The Massachusetts Supreme Judicial court recently answered this question in Commonwealth v. Jones. In Commonwealth v. Jones, the defendant was pulled over by two police officers after a truck was witnessed driving erratically. The defendant had blood shot eyes, had an open container of alcohol and was stumbling getting out of the car. After performing poorly on the field sobriety test, the defendant was arrested and brought to the police station.
At trial, the defendant made a motion to permit evidence that while at the police station, he originally refused a breathalyzer test but then “shortly afterwards” changed his mind and asked for the breathalyzer. The prosecution argued this had the potential of opening “a can of worms” of evidence that would be allowed and the judge rejected the motion and did not allow the evidence. The defendant was convicted of an OUI after trial.
On appeal, the SJC ruled that the judge at trial acted within the scope of his discretion in not allowing the testimony. The court explained that this evidence could only excuse the defendant to the extent it suggested a conscious innocence at the time of the request. In other words, the defendant had to be requesting the breathalyzer because he felt he was not drunk and it could prove his innocence.

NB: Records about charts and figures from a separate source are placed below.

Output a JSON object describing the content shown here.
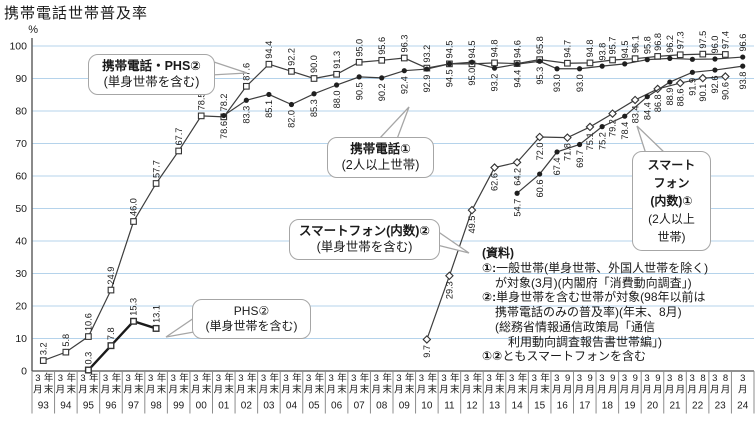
{
  "title": "携帯電話世帯普及率",
  "y_axis": {
    "unit": "%",
    "ticks": [
      "0",
      "10",
      "20",
      "30",
      "40",
      "50",
      "60",
      "70",
      "80",
      "90",
      "100"
    ]
  },
  "x_axis": {
    "columns": [
      {
        "year": "93",
        "months": [
          "3月",
          "年末"
        ]
      },
      {
        "year": "94",
        "months": [
          "3月",
          "年末"
        ]
      },
      {
        "year": "95",
        "months": [
          "3月",
          "年末"
        ]
      },
      {
        "year": "96",
        "months": [
          "3月",
          "年末"
        ]
      },
      {
        "year": "97",
        "months": [
          "3月",
          "年末"
        ]
      },
      {
        "year": "98",
        "months": [
          "3月",
          "年末"
        ]
      },
      {
        "year": "99",
        "months": [
          "3月",
          "年末"
        ]
      },
      {
        "year": "00",
        "months": [
          "3月",
          "年末"
        ]
      },
      {
        "year": "01",
        "months": [
          "3月",
          "年末"
        ]
      },
      {
        "year": "02",
        "months": [
          "3月",
          "年末"
        ]
      },
      {
        "year": "03",
        "months": [
          "3月",
          "年末"
        ]
      },
      {
        "year": "04",
        "months": [
          "3月",
          "年末"
        ]
      },
      {
        "year": "05",
        "months": [
          "3月",
          "年末"
        ]
      },
      {
        "year": "06",
        "months": [
          "3月",
          "年末"
        ]
      },
      {
        "year": "07",
        "months": [
          "3月",
          "年末"
        ]
      },
      {
        "year": "08",
        "months": [
          "3月",
          "年末"
        ]
      },
      {
        "year": "09",
        "months": [
          "3月",
          "年末"
        ]
      },
      {
        "year": "10",
        "months": [
          "3月",
          "年末"
        ]
      },
      {
        "year": "11",
        "months": [
          "3月",
          "年末"
        ]
      },
      {
        "year": "12",
        "months": [
          "3月",
          "年末"
        ]
      },
      {
        "year": "13",
        "months": [
          "3月",
          "年末"
        ]
      },
      {
        "year": "14",
        "months": [
          "3月",
          "年末"
        ]
      },
      {
        "year": "15",
        "months": [
          "3月",
          "年末"
        ]
      },
      {
        "year": "16",
        "months": [
          "3月",
          "9月"
        ]
      },
      {
        "year": "17",
        "months": [
          "3月",
          "9月"
        ]
      },
      {
        "year": "18",
        "months": [
          "3月",
          "9月"
        ]
      },
      {
        "year": "19",
        "months": [
          "3月",
          "9月"
        ]
      },
      {
        "year": "20",
        "months": [
          "3月",
          "9月"
        ]
      },
      {
        "year": "21",
        "months": [
          "3月",
          "8月"
        ]
      },
      {
        "year": "22",
        "months": [
          "3月",
          "8月"
        ]
      },
      {
        "year": "23",
        "months": [
          "3月",
          "8月"
        ]
      },
      {
        "year": "24",
        "months": [
          "3月"
        ]
      }
    ]
  },
  "chart_data": {
    "type": "line",
    "title": "携帯電話世帯普及率",
    "ylabel": "%",
    "ylim": [
      0,
      100
    ],
    "grid": true,
    "series": [
      {
        "id": "keitai_phs2",
        "name": "携帯電話・PHS②(単身世帯を含む)",
        "marker": "square",
        "timing": "late",
        "label_side": "above",
        "points": [
          [
            "93",
            3.2
          ],
          [
            "94",
            5.8
          ],
          [
            "95",
            10.6
          ],
          [
            "96",
            24.9
          ],
          [
            "97",
            46.0
          ],
          [
            "98",
            57.7
          ],
          [
            "99",
            67.7
          ],
          [
            "00",
            78.5
          ],
          [
            "01",
            78.2
          ],
          [
            "02",
            87.6
          ],
          [
            "03",
            94.4
          ],
          [
            "04",
            92.2
          ],
          [
            "05",
            90.0
          ],
          [
            "06",
            91.3
          ],
          [
            "07",
            95.0
          ],
          [
            "08",
            95.6
          ],
          [
            "09",
            96.3
          ],
          [
            "10",
            93.2
          ],
          [
            "11",
            94.5
          ],
          [
            "12",
            94.5
          ],
          [
            "13",
            94.8
          ],
          [
            "14",
            94.6
          ],
          [
            "15",
            95.8
          ],
          [
            "16",
            94.7
          ],
          [
            "17",
            94.8
          ],
          [
            "18",
            95.7
          ],
          [
            "19",
            96.1
          ],
          [
            "20",
            96.8
          ],
          [
            "21",
            97.3
          ],
          [
            "22",
            97.5
          ],
          [
            "23",
            97.4
          ]
        ]
      },
      {
        "id": "phs2",
        "name": "PHS②(単身世帯を含む)",
        "marker": "square",
        "timing": "late",
        "label_side": "above",
        "thick": true,
        "points": [
          [
            "95",
            0.3
          ],
          [
            "96",
            7.8
          ],
          [
            "97",
            15.3
          ],
          [
            "98",
            13.1
          ]
        ]
      },
      {
        "id": "keitai1",
        "name": "携帯電話①(2人以上世帯)",
        "marker": "dot",
        "timing": "march",
        "label_side": "split18",
        "points": [
          [
            "01",
            78.6
          ],
          [
            "02",
            83.3
          ],
          [
            "03",
            85.1
          ],
          [
            "04",
            82.0
          ],
          [
            "05",
            85.3
          ],
          [
            "06",
            88.0
          ],
          [
            "07",
            90.5
          ],
          [
            "08",
            90.2
          ],
          [
            "09",
            92.4
          ],
          [
            "10",
            92.9
          ],
          [
            "11",
            94.5
          ],
          [
            "12",
            95.0
          ],
          [
            "13",
            93.2
          ],
          [
            "14",
            94.4
          ],
          [
            "15",
            95.3
          ],
          [
            "16",
            93.0
          ],
          [
            "17",
            93.0
          ],
          [
            "18",
            93.8
          ],
          [
            "19",
            94.5
          ],
          [
            "20",
            95.8
          ],
          [
            "21",
            96.2
          ],
          [
            "22",
            95.9,
            ""
          ],
          [
            "23",
            96.0
          ],
          [
            "24",
            96.6
          ]
        ]
      },
      {
        "id": "smart2",
        "name": "スマートフォン(内数)②(単身世帯を含む)",
        "marker": "diamond",
        "timing": "late",
        "label_side": "below",
        "points": [
          [
            "10",
            9.7
          ],
          [
            "11",
            29.3
          ],
          [
            "12",
            49.5
          ],
          [
            "13",
            62.6
          ],
          [
            "14",
            64.2
          ],
          [
            "15",
            72.0
          ],
          [
            "16",
            71.8
          ],
          [
            "17",
            75.1
          ],
          [
            "18",
            79.2
          ],
          [
            "19",
            83.4
          ],
          [
            "20",
            86.8
          ],
          [
            "21",
            88.6
          ],
          [
            "22",
            90.1
          ],
          [
            "23",
            90.6
          ]
        ]
      },
      {
        "id": "smart1",
        "name": "スマートフォン(内数)①(2人以上世帯)",
        "marker": "dot",
        "timing": "march",
        "label_side": "below",
        "points": [
          [
            "14",
            54.7
          ],
          [
            "15",
            60.6
          ],
          [
            "16",
            67.4
          ],
          [
            "17",
            69.7
          ],
          [
            "18",
            75.2
          ],
          [
            "19",
            78.4
          ],
          [
            "20",
            84.4
          ],
          [
            "21",
            88.9
          ],
          [
            "22",
            91.9
          ],
          [
            "23",
            92.6
          ],
          [
            "24",
            93.8
          ]
        ]
      }
    ]
  },
  "callouts": [
    {
      "id": "keitai-phs2",
      "lines": [
        {
          "text": "携帯電話・PHS②",
          "bold": true
        },
        {
          "text": "(単身世帯を含む)",
          "bold": false
        }
      ]
    },
    {
      "id": "keitai1",
      "lines": [
        {
          "text": "携帯電話①",
          "bold": true
        },
        {
          "text": "(2人以上世帯)",
          "bold": false
        }
      ]
    },
    {
      "id": "smart2",
      "lines": [
        {
          "text": "スマートフォン(内数)②",
          "bold": true
        },
        {
          "text": "(単身世帯を含む)",
          "bold": false
        }
      ]
    },
    {
      "id": "phs2",
      "lines": [
        {
          "text": "PHS②",
          "bold": false
        },
        {
          "text": "(単身世帯を含む)",
          "bold": false
        }
      ]
    },
    {
      "id": "smart1",
      "lines": [
        {
          "text": "スマート",
          "bold": true
        },
        {
          "text": "フォン",
          "bold": true
        },
        {
          "text": "(内数)①",
          "bold": true
        },
        {
          "text": "(2人以上",
          "bold": false
        },
        {
          "text": "世帯)",
          "bold": false
        }
      ]
    }
  ],
  "note": {
    "lines": [
      {
        "lead": "(資料)",
        "text": "",
        "indent": 0
      },
      {
        "lead": "①:",
        "text": "一般世帯(単身世帯、外国人世帯を除く)",
        "indent": 0
      },
      {
        "lead": "",
        "text": "が対象(3月)(内閣府「消費動向調査」)",
        "indent": 1
      },
      {
        "lead": "②:",
        "text": "単身世帯を含む世帯が対象(98年以前は",
        "indent": 0
      },
      {
        "lead": "",
        "text": "携帯電話のみの普及率)(年末、8月)",
        "indent": 1
      },
      {
        "lead": "",
        "text": "(総務省情報通信政策局「通信",
        "indent": 1
      },
      {
        "lead": "",
        "text": "利用動向調査報告書世帯編」)",
        "indent": 2
      },
      {
        "lead": "①②",
        "text": "ともスマートフォンを含む",
        "indent": 0
      }
    ]
  },
  "colors": {
    "grid": "#b5d3eb",
    "line": "#3d3d3d",
    "axis": "#7f7f7f",
    "text": "#1a1a1a"
  }
}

The SJC held that there are too many other reasons for the breathalyzer request and was most likely trying to avoid the automatic license suspension. The court felt allowing this evidence may mislead or confuse a jury, complicate the case or prolong the case. The evidence here was not allowed.
In Massachusetts if you are pulled over for an OUI and refuse a breathalyzer test, evidence that you later requested a breathalyzer and were denied is probably not admissible. However the SJC does seem to leave the door open to cases where defendants are requesting the breathalyzer because they consciously believe they are not drunk. The SJC in Commonwealth v. Jones felt he had other motives in requesting the breathalyzer. It may be hard to prove to a court, but if a defendant can in fact prove they were requesting the breathalyzer because they believed they were not above the legal limit of alcohol, that evidence may be admissible. A top OUI lawyer will argue that all potentially exculpatory evidence shall be admitted and that this falls within that category.

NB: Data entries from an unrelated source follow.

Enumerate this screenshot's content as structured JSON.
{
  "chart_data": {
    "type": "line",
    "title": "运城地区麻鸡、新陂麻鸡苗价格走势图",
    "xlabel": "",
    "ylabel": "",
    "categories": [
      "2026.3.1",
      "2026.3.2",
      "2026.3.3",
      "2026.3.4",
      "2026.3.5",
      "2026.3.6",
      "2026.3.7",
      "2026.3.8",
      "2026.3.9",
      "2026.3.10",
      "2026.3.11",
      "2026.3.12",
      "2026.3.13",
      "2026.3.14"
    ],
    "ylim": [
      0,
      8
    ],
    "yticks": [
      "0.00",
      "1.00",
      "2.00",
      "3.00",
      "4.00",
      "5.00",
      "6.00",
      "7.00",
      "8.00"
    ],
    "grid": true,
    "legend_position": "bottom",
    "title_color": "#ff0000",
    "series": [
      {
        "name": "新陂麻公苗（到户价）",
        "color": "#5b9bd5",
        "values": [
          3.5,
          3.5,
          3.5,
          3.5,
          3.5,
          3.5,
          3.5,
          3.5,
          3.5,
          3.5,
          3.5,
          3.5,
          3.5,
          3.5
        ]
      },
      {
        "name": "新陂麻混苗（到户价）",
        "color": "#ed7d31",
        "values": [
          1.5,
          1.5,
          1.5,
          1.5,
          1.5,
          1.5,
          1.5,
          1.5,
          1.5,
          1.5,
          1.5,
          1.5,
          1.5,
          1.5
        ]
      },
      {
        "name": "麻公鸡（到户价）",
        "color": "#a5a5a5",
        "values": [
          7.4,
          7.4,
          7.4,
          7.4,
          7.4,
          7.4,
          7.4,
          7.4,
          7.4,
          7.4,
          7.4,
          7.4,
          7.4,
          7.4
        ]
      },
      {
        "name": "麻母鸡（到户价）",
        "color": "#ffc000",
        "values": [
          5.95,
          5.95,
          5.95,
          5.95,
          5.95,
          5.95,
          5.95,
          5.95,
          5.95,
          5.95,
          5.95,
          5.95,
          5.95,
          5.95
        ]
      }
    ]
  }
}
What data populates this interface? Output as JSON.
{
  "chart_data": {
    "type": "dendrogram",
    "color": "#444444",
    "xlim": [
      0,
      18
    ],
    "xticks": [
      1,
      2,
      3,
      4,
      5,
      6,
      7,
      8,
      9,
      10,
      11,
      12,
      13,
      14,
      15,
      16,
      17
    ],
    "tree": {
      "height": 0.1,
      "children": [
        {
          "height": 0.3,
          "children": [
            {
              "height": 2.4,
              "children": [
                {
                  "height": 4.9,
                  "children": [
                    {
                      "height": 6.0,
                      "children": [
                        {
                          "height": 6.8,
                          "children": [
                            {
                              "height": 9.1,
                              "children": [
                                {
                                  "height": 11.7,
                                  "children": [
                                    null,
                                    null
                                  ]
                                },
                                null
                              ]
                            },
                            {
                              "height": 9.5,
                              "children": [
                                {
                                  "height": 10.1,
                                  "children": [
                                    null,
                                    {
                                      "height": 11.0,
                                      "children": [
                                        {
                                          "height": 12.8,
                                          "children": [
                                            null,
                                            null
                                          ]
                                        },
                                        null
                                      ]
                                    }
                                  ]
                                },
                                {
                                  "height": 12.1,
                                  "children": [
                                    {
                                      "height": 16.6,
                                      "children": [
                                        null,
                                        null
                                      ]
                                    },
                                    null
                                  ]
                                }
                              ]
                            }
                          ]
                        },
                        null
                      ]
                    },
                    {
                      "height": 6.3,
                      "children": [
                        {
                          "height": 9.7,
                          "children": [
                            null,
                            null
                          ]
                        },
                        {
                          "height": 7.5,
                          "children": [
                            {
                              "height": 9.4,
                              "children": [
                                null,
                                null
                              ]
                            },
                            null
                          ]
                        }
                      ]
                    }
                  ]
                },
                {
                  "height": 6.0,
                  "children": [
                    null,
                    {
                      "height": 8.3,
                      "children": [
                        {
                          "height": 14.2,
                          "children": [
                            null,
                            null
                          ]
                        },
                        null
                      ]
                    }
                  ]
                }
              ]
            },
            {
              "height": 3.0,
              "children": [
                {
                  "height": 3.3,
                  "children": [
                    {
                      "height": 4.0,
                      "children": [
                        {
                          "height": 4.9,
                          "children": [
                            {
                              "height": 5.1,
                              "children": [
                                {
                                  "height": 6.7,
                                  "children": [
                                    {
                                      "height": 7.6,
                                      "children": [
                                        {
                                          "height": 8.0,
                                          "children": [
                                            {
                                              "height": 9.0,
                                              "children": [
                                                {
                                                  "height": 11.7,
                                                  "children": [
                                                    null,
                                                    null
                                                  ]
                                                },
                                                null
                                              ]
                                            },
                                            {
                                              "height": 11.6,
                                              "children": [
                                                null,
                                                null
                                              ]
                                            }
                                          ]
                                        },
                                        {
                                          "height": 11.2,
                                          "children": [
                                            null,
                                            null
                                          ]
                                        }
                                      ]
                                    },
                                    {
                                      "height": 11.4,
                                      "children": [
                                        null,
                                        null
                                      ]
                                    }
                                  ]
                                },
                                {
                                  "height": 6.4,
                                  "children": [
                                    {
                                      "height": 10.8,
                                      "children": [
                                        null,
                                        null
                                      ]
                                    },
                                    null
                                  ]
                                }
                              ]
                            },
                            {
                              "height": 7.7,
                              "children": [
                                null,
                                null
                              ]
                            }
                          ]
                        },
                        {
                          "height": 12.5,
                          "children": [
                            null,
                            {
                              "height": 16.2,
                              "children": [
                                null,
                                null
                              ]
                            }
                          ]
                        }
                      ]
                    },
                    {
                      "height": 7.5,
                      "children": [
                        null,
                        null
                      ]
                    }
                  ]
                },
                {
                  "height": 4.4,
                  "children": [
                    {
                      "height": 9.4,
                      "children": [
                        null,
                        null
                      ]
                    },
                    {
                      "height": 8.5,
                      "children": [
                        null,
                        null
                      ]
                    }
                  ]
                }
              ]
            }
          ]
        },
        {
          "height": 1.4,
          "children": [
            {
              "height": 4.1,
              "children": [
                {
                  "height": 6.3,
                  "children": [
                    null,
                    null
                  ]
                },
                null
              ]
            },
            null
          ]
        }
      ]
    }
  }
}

Though the Court held that there is no right to a breath test, a motorist is always free to seek an independent medical exam and obtain a blood test at a hospital after an arrest. Most arrested are unaware of this right and do not exercise it. The decision of the Appeals Court in Jones, was incorrect as a defendant should always be allowed to present potentially exculpatory evidence with the jury left to evaluate the credibility of the evidence. The trial judge’s fear the jury would be confused is not a reason to exclude evidence. Further, it would be highly unlike that a jury would be confused by hearing that the defendant initially said he would not take a breath test and then agreed to take the test. While typically the refusal to take a breath test is not admissible, a defendant should be allowed to offer and open the door to this evidence. Accordingly, a defense attorney may be able to distinguish this case if the issue were raised in another case.